Overview
DR.Kernel-8B-ColdStart Overview
The hkust-nlp/drkernel-8b-coldstart is an 8 billion parameter model based on the Qwen3 architecture, developed by hkust-nlp. It represents the cold-start supervised fine-tuning (SFT) checkpoint for the DR.Kernel project, focusing on generating structured kernel-optimization responses. This model is trained exclusively on multi-turn SFT data from the hkust-nlp/drkernel-coldstart-8k dataset, which teaches kernel-generation and refinement behaviors.
Key Capabilities & Purpose
- Structured Kernel Optimization: Specializes in producing optimized kernel code, particularly for Triton kernels, by transforming existing PyTorch operators.
- Initialization for RL: Designed as the foundational checkpoint for subsequent reinforcement learning (RL) stages (TRLOO, MRS, PR, PRS) within the DR.Kernel framework.
- Strong SFT Baseline: Provides a robust supervised fine-tuning baseline for tasks involving kernel generation and optimization.
- Ablation Studies: Useful for researchers conducting ablations to compare performance between cold-start and post-RL checkpoints.
Intended Use Cases
- RL Training Initialization: The primary use is to serve as the starting point for DR.Kernel's reinforcement learning training.
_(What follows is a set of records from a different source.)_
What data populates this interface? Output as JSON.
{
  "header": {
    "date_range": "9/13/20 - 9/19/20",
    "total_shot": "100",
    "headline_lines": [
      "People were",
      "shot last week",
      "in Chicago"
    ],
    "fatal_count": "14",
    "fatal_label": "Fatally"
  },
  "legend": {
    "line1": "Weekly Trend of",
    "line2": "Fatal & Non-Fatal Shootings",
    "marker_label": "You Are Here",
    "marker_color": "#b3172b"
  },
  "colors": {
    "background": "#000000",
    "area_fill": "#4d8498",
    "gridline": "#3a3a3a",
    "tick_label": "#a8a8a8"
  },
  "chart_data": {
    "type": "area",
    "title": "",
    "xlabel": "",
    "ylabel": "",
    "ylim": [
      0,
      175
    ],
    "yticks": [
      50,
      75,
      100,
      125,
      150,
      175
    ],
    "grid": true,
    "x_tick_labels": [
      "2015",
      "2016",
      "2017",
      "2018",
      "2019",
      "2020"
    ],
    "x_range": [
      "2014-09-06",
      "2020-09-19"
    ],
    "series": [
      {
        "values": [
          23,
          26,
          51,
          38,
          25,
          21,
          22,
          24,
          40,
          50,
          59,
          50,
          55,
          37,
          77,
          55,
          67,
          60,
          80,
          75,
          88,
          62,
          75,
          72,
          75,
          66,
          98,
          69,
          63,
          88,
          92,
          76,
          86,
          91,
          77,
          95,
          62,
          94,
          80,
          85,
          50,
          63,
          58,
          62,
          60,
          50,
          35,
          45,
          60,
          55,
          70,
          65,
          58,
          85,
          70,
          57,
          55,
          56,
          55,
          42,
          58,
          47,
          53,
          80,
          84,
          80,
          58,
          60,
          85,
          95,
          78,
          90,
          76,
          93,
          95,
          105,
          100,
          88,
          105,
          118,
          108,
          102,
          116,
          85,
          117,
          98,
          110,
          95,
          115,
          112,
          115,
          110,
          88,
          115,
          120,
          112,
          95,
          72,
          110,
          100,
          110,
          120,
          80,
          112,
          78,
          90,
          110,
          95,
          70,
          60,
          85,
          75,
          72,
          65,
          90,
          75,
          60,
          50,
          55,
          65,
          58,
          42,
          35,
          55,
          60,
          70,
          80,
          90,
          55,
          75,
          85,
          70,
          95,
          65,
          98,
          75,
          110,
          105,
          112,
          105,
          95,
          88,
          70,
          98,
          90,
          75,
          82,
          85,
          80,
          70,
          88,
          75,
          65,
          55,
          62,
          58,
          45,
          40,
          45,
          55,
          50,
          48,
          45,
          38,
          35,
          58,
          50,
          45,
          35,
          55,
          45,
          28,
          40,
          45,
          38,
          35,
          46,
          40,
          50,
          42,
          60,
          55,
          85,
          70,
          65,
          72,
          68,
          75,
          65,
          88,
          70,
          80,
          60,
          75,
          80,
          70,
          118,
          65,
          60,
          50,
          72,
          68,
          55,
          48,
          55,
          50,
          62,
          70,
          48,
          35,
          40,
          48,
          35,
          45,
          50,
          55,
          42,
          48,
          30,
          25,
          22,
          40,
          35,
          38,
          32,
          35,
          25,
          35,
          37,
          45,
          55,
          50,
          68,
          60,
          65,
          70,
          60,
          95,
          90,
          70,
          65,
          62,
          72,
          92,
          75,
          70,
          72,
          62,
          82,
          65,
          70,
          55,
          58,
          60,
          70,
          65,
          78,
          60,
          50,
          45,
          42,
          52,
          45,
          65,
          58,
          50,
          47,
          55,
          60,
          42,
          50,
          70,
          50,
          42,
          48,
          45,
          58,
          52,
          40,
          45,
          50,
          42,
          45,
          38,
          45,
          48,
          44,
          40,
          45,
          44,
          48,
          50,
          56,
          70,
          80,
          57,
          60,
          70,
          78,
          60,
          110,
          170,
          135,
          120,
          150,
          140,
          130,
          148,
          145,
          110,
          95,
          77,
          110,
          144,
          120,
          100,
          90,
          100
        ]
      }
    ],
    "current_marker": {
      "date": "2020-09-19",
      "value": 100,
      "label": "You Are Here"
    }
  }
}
- Kernel Generation Baseline: Can be used as a strong SFT model for generating optimized Triton kernels.
- Research & Development: Ideal for experimental setups and comparative analysis in kernel optimization research.
This model does not include the final performance claims of the full DR.Kernel RL results and is not intended for safety-critical production deployment without further verification.